Our study had several limitations. First, our study was observational so routine evaluation was driven by independent physicians (versus a standardized diagnostic workup). The variability in diagnostic evaluation resulted in incomplete data and hence inability to perform complete analysis of the FA ME panel dynamics including sensitivity and specificity. Secondly, the study involved 4 different institutions each with independent laboratories among which assays differing in sensitivity could have affected patient results. Furthermore, the use of residual CSF might lead to a selection bias. And finally, FA ME testing was only performed on those patients with additional CSF available, which could have resulted in a selection bias.

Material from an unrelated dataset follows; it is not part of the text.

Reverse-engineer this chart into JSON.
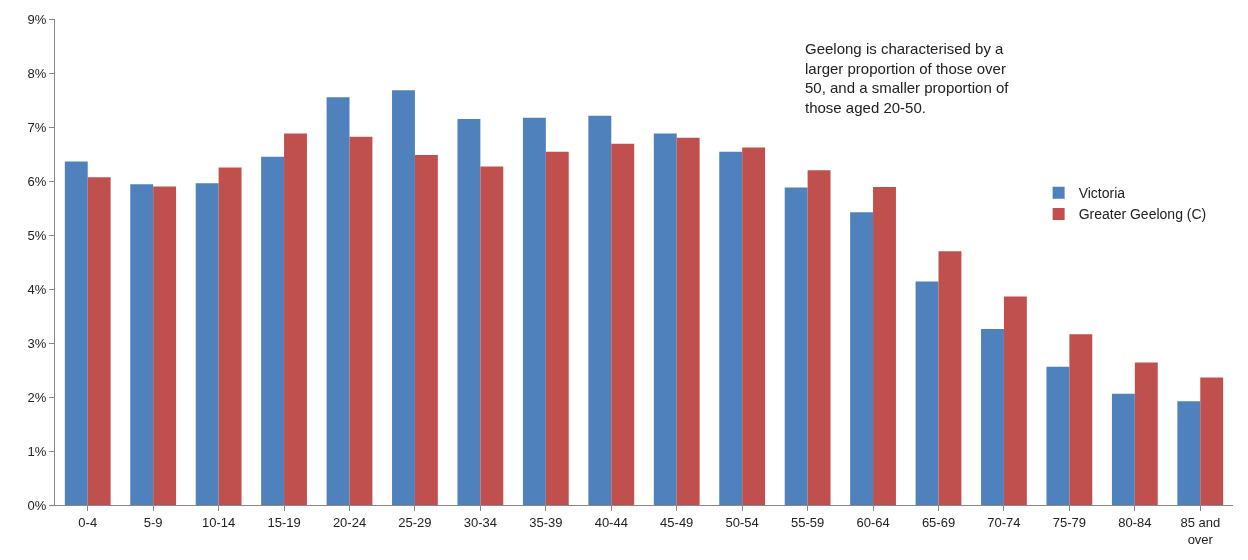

In conclusion, we compared the performance of standard evaluation to the BioFire Film Array Meningitis/Encephalitis panel in 48 patients. The BioFire FA ME panel detected organisms that were missed by conventional laboratory studies. The BioFire ME panel cannot replace some conventional laboratory studies, because it does not test for all organisms responsible for meningitis and encephalitis. FA ME offered comprehensive, standard, rapid testing with minimal use of CSF volume. Rapid, comprehensive testing for the most common pathogens causing meningitis will aid in the diagnosis and treatment of patients with central nervous system infections.